Conscient d’un possible refus de la part du juge, R Torrent veut démontrer que cette proposition d’investiture d’un député ayant tous ces droits civiques, n’ayant aucune condamnation, met en évidence que c’est bien l’Etat espagnol lui qui l’empêche. Il est difficile de comprendre que le Tribunal Suprême décide de continuer avec la régression des droits politiques au lieu de les protéger. En tant que Président du Parlement, il a assuré que "c’est à moi à défendre ces droits et je les défendrai jusqu’aux dernières conséquences". Il a insisté sur la nécessité d’être capable de former un gouvernement mais pas à n’importe quel prix a-t-il précisé.

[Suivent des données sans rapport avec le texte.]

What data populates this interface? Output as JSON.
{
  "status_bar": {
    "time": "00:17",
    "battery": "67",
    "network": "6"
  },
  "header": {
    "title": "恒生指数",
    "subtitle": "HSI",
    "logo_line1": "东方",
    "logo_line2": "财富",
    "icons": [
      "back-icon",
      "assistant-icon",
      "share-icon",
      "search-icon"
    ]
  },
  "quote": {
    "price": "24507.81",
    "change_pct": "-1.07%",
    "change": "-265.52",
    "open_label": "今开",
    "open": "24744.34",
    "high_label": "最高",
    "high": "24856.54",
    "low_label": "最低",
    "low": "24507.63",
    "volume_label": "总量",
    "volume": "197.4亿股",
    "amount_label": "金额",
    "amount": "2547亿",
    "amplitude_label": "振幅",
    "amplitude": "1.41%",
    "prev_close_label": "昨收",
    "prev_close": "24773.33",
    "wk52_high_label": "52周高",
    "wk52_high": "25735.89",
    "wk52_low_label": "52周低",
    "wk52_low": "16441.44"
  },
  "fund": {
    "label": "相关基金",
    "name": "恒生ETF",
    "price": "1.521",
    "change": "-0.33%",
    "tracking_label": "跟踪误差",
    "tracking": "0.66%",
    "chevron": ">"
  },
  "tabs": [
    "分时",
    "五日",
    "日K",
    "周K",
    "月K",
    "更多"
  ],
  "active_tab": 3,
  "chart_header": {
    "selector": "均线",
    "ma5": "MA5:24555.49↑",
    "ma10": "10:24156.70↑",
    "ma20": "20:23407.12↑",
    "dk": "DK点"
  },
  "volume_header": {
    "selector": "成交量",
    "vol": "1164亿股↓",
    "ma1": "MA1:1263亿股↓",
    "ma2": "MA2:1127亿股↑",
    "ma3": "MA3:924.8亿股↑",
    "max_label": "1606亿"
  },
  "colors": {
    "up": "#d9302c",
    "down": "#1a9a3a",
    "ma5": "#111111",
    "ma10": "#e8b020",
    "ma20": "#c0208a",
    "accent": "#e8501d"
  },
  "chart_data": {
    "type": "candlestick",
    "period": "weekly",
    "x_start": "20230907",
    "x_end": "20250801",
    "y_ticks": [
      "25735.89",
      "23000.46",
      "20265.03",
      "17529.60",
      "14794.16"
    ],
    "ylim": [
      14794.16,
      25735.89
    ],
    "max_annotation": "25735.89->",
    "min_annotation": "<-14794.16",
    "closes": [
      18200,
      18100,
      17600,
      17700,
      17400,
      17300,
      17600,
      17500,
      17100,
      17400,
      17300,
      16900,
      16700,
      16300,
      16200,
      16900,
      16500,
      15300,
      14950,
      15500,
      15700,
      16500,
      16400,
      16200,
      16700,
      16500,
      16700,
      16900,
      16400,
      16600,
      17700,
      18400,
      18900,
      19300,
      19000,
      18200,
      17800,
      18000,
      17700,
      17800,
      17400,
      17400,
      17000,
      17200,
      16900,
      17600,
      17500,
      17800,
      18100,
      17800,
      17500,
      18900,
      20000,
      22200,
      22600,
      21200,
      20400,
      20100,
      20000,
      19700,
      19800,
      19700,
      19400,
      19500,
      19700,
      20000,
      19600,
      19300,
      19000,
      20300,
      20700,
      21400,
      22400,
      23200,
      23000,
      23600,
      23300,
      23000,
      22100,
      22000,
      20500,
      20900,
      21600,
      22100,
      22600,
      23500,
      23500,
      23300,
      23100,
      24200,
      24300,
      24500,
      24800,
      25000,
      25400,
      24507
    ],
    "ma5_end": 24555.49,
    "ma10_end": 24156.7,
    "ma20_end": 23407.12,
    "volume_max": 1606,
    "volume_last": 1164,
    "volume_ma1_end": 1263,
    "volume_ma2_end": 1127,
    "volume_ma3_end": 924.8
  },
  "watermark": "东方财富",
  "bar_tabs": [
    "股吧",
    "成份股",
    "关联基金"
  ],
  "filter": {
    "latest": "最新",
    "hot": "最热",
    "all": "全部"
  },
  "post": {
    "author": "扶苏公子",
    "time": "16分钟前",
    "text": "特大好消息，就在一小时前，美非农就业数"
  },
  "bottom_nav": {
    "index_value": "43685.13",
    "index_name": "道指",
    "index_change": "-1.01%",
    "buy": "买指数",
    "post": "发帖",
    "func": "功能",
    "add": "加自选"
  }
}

On ne vit pas l’apaisement, mais que cherche-t-on ? Veut-on jeter les indépendantistes dans des actions violentes alors que le pacifisme est une de leurs bannières ? Pour l’ensemble de l’Espagne, cette crise catalane ne cache-t-elle pas des problèmes sociaux espagnols comme la pauvreté, les inégalités, le chômage, le travail précaire et surtout n’étouffe-t-elle pas le débat sur la corruption qui frappe essentiellement le PP (parti le plus corrompu d’Europe) ? Est-ce vraiment une manière de faire de la politique en démocratie ?

Nous devons exiger partout la libération des prisonniers politiques, le retour des exilés, le retrait immédiat de l’article 155.
Soyons vigilants, la répression continue.